Tribunais sem carros para transporte de processos dentro das novas comarcas

Queixa é do vice-procurador-geral da República que lamenta ainda a falta de instalações adequadas e de funcionários.

A nova organização dos tribunais, que arrancou em Setembro passado, obriga ao transporte permanente de processos entre vários serviços da mesma comarca. Contudo, não existem carros para fazer este transporte. Por isso, muitas vezes, esse transporte tem que ser feito com recurso aos transportes públicos ou ao correio. A queixa foi feita pelo vice-procurador-geral da República, Adriano Cunha, este sábado, no encerramento do X Congresso do Ministério Público, em Vilamoura.

À saída, o número dois da hierarquia do Ministério Público explicou ao PÚBLICO o exemplo da Madeira, lembrando que a reforma apostou na concentração de serviços nas sedes de distrito e na especialização de serviços. “Todos os inquéritos da ilha são controlados por juízes de instrução concentrados no Funchal. Por isso, os processos têm necessariamente que andar de um lado para o outro”, afirmou.

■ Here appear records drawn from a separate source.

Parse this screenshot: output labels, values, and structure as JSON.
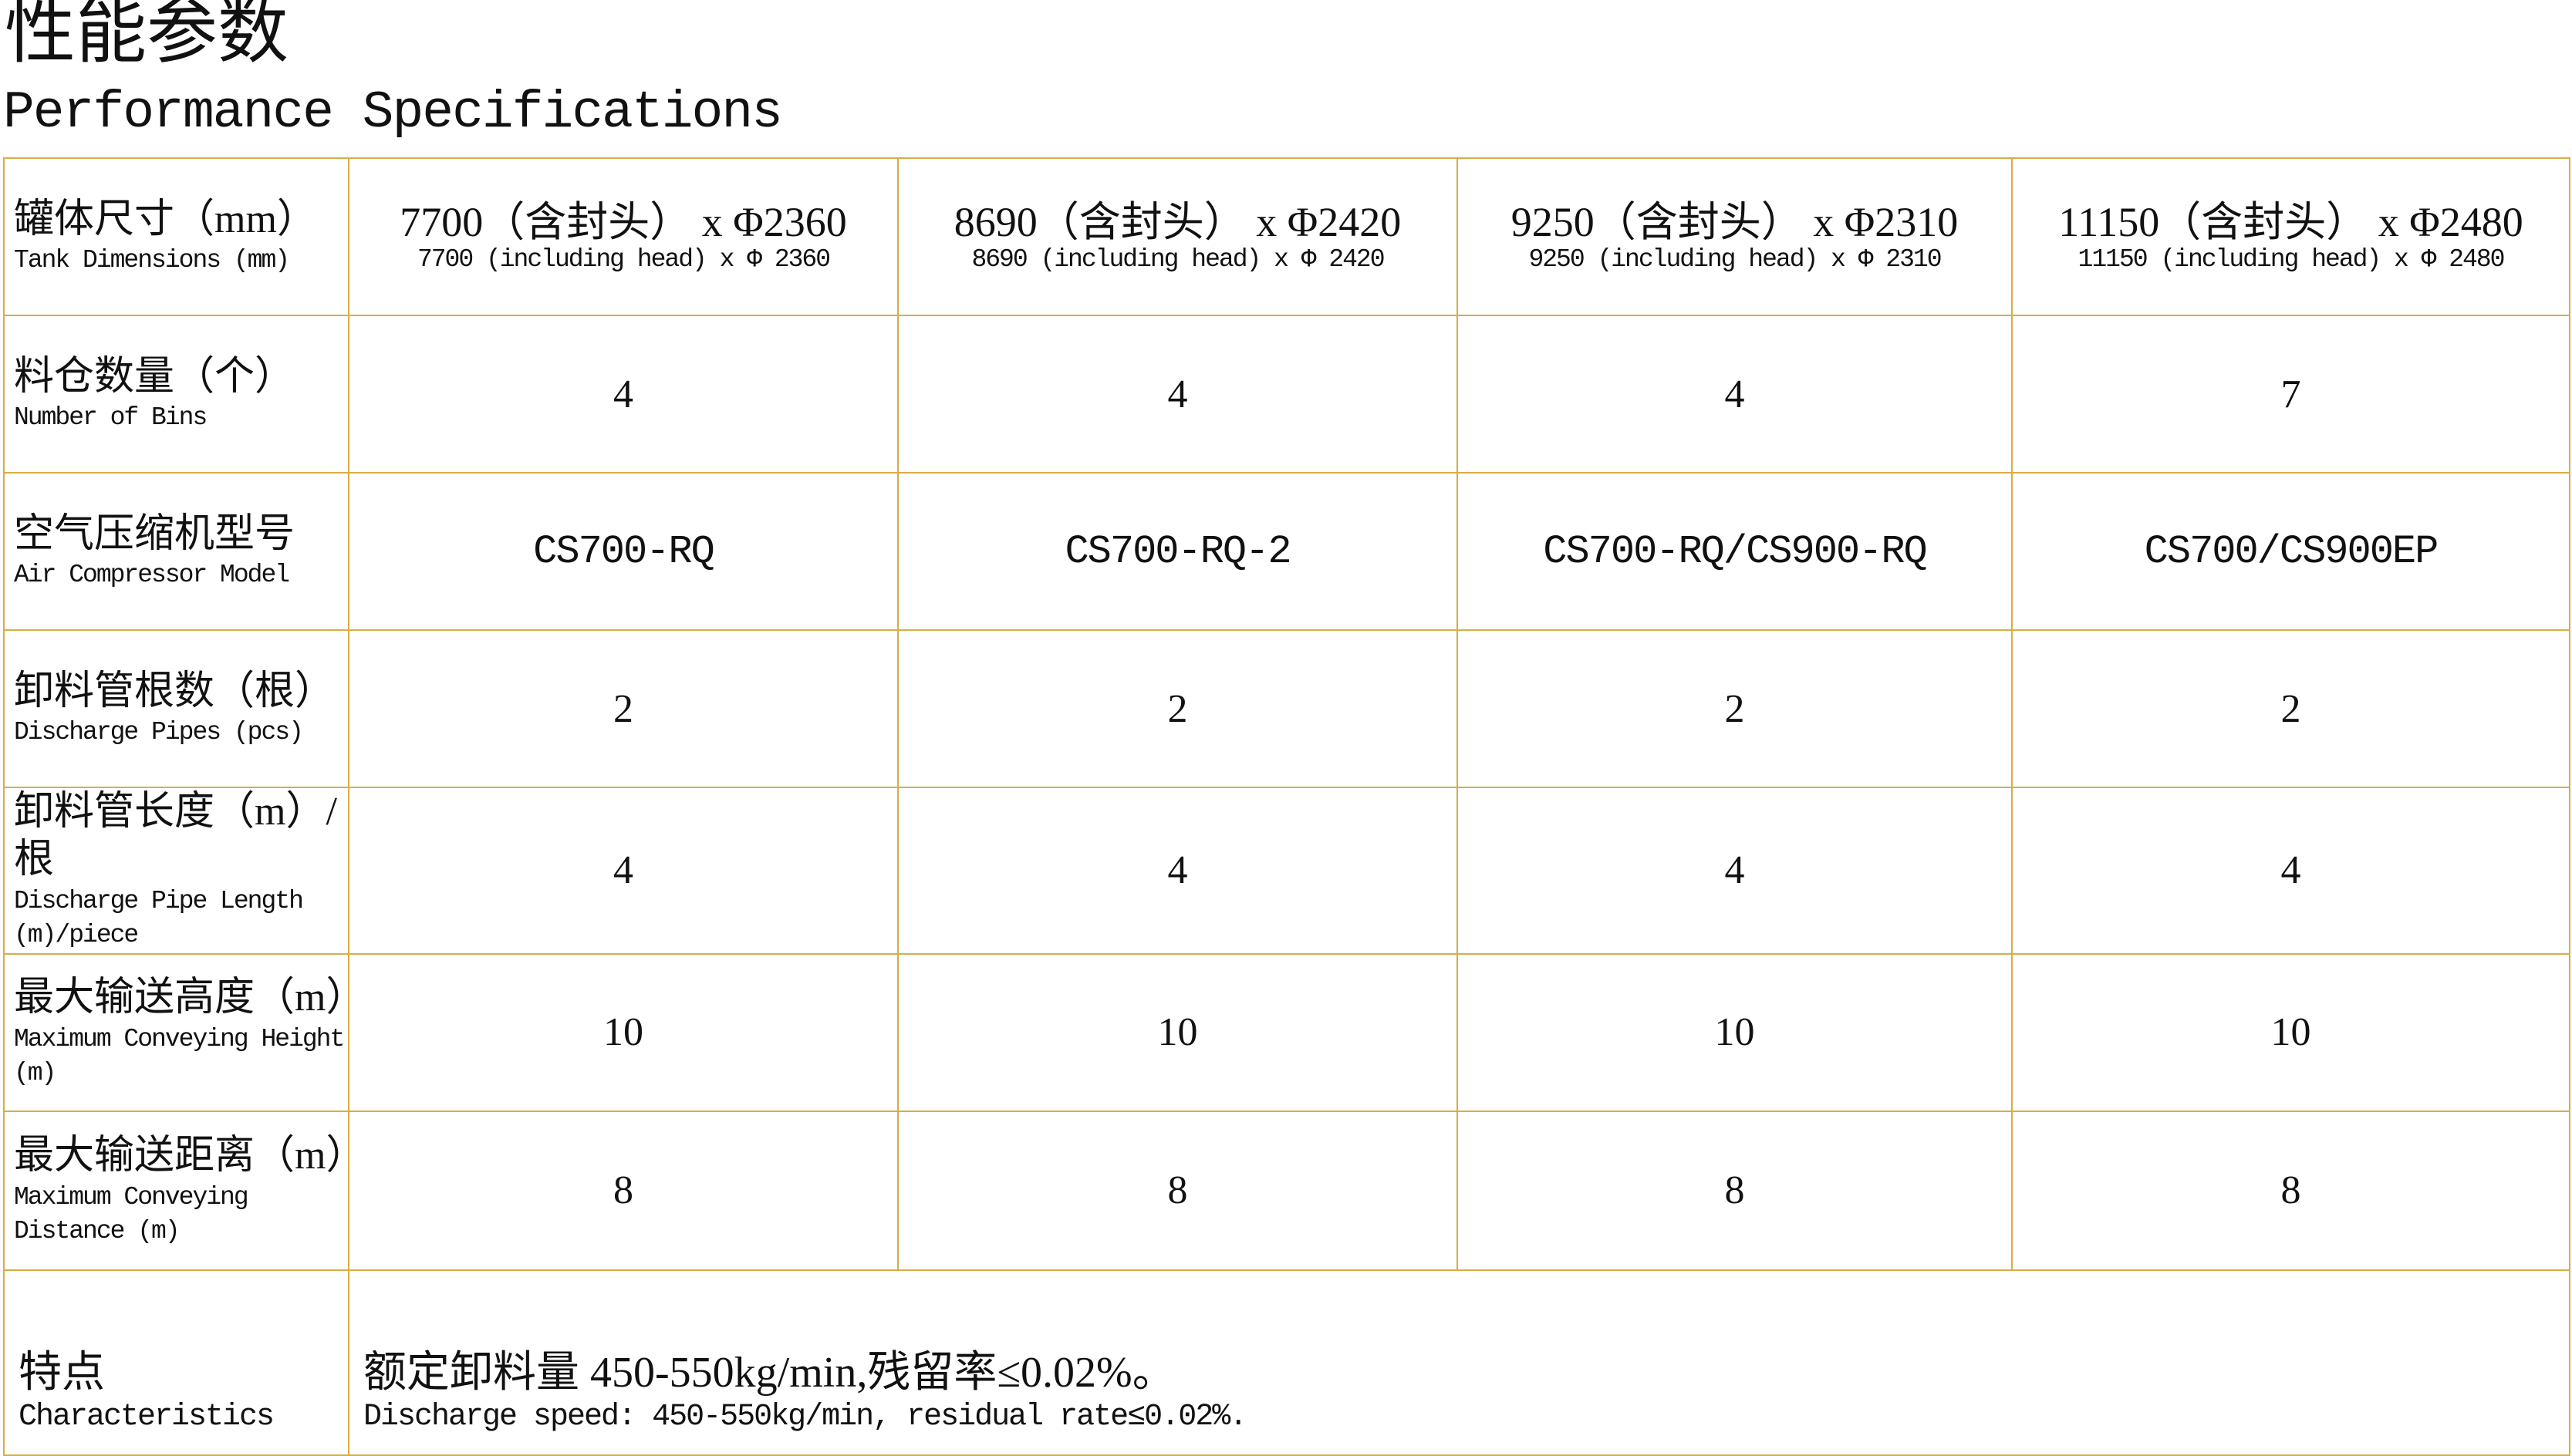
{
  "title_cn": "性能参数",
  "title_en": "Performance Specifications",
  "rows": [
    {
      "label_cn": "罐体尺寸（mm）",
      "label_en": "Tank Dimensions (mm)",
      "values": [
        {
          "cn": "7700（含封头） x Φ2360",
          "en": "7700 (including head) x Φ 2360"
        },
        {
          "cn": "8690（含封头） x Φ2420",
          "en": "8690 (including head) x Φ 2420"
        },
        {
          "cn": "9250（含封头） x Φ2310",
          "en": "9250 (including head) x Φ 2310"
        },
        {
          "cn": "11150（含封头） x Φ2480",
          "en": "11150 (including head) x Φ 2480"
        }
      ]
    },
    {
      "label_cn": "料仓数量（个）",
      "label_en": "Number of Bins",
      "values": [
        "4",
        "4",
        "4",
        "7"
      ]
    },
    {
      "label_cn": "空气压缩机型号",
      "label_en": "Air Compressor Model",
      "values": [
        "CS700-RQ",
        "CS700-RQ-2",
        "CS700-RQ/CS900-RQ",
        "CS700/CS900EP"
      ]
    },
    {
      "label_cn": "卸料管根数（根）",
      "label_en": "Discharge Pipes (pcs)",
      "values": [
        "2",
        "2",
        "2",
        "2"
      ]
    },
    {
      "label_cn": "卸料管长度（m）/根",
      "label_en": "Discharge Pipe Length (m)/piece",
      "values": [
        "4",
        "4",
        "4",
        "4"
      ]
    },
    {
      "label_cn": "最大输送高度（m）",
      "label_en": "Maximum Conveying Height (m)",
      "values": [
        "10",
        "10",
        "10",
        "10"
      ]
    },
    {
      "label_cn": "最大输送距离（m）",
      "label_en": "Maximum Conveying Distance (m)",
      "values": [
        "8",
        "8",
        "8",
        "8"
      ]
    }
  ],
  "characteristics": {
    "label_cn": "特点",
    "label_en": "Characteristics",
    "text_cn": "额定卸料量 450-550kg/min,残留率≤0.02%。",
    "text_en": "Discharge speed: 450-550kg/min, residual rate≤0.02%."
  },
  "colors": {
    "border": "#d9ad45"
  }
}
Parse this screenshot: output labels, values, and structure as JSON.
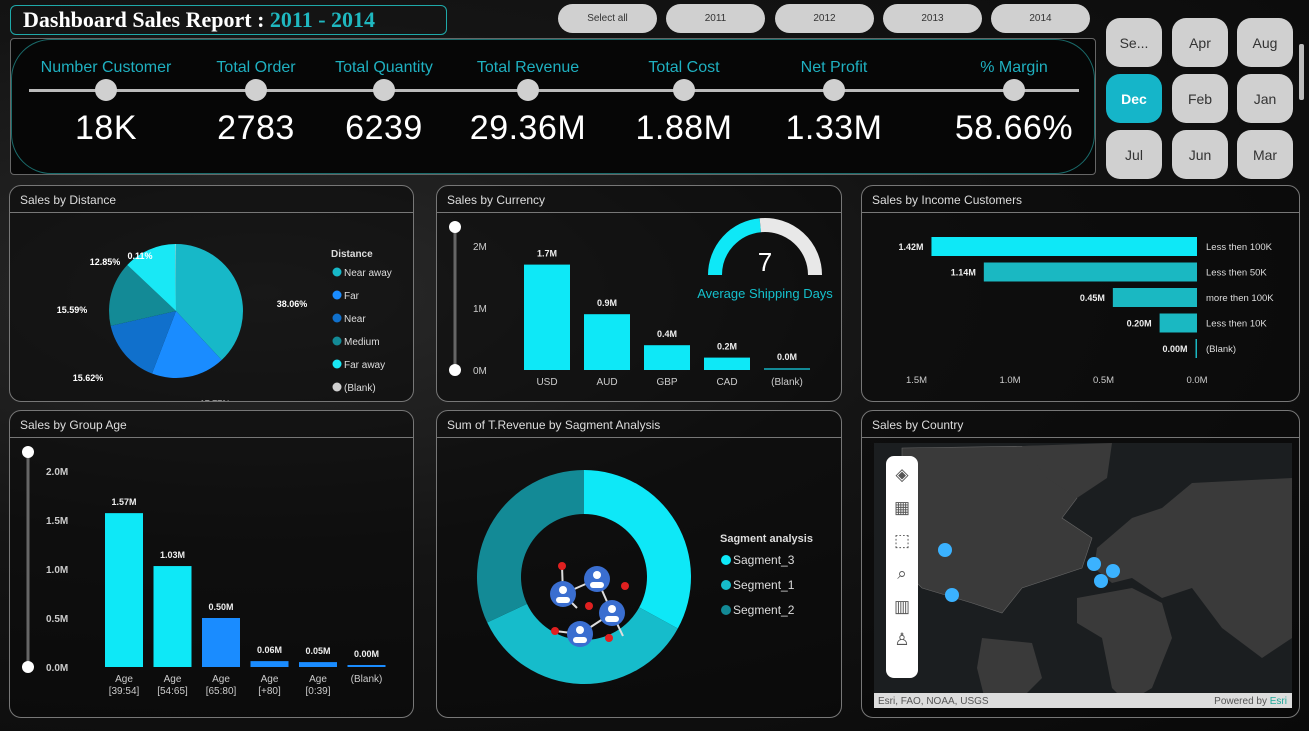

E acrescentou: “Há comarcas sem carro e outras que têm apenas uma viatura.” O magistrado adiantou que os tribunais estão à espera de dez novos veículos, mas sublinhou que estes não serão suficientes para as necessidades das 23 novas comarcas.

Adriano Cunha lamentou ainda “as carências notórias” ao nível informático e a falta de instalações adequadas. O magistrado recordou que o novo modelo obrigou à centralização de serviços nas sedes de distrito e que muitas instalações não foram adaptadas por falta de verbas. “No distrito de Viseu a grande maioria dos magistrados foi trabalhar para Viseu. Agora está tudo apertadíssimo.”

No discurso, o vice-procurador-geral da República reconheceu que a reforma do mapa judiciário era necessária, mas lamentou que o seu “arranque tenha sido prejudicado pela falta do necessário investimento em infra-estruturas logísticas”, como instalações, funcionários, sistemas informáticos e até automóveis. “Nas comarcas não existem coisas tão simples como veículos para transportar pessoas e processos”, disse.

Num tom conciliador, afirmou que o Ministério Público tem assumido “a única atitude que poderia tomar: uma colaboração leal, ainda que construtivamente crítica, na tentativa de obviar as dificuldades e maximizar as virtualidades da reforma”. E justificou: “É isto que lhe é imposto pelo interesse público.” Mesmo assim, acabou por reconhecer que esta magistratura tem encontrado “especiais dificuldades”, porque alguns traços da reforma “se adaptam mal às características de autonomia do Ministério Público” e devido à falta de adaptação do estatuto dos procuradores à nova organização.

Na parte da manhã, coube ao director-executivo do Centro de Estudos Sociais (CES), João Paulo Dias, arrasar a forma como foi lançada a reforma: à pressa, sem meios nem relatórios a fundamentá-la. O investigador lamentou que os cidadãos, os últimos destinatários destas mudanças, não tenham sequer recebido um folheto informativo nas suas caixas do correio, defendendo que tal era “o mínimo” que se impunha face àquela que é considerada a principal reforma na Justiça dos últimos 100 anos. “Os políticos lembram-se dessas ferramentas apenas para distribuir panfletos eleitorais”, criticou.

“O novo mapa foi implementado sem experiências-piloto para detectar e corrigir eventuais problemas”, disse ainda o director-executivo do CES. Problemas “que vieram a ser evidentes, ao nível informático, condições físicas dos edifícios, formação dos profissionais, informação à opinião pública".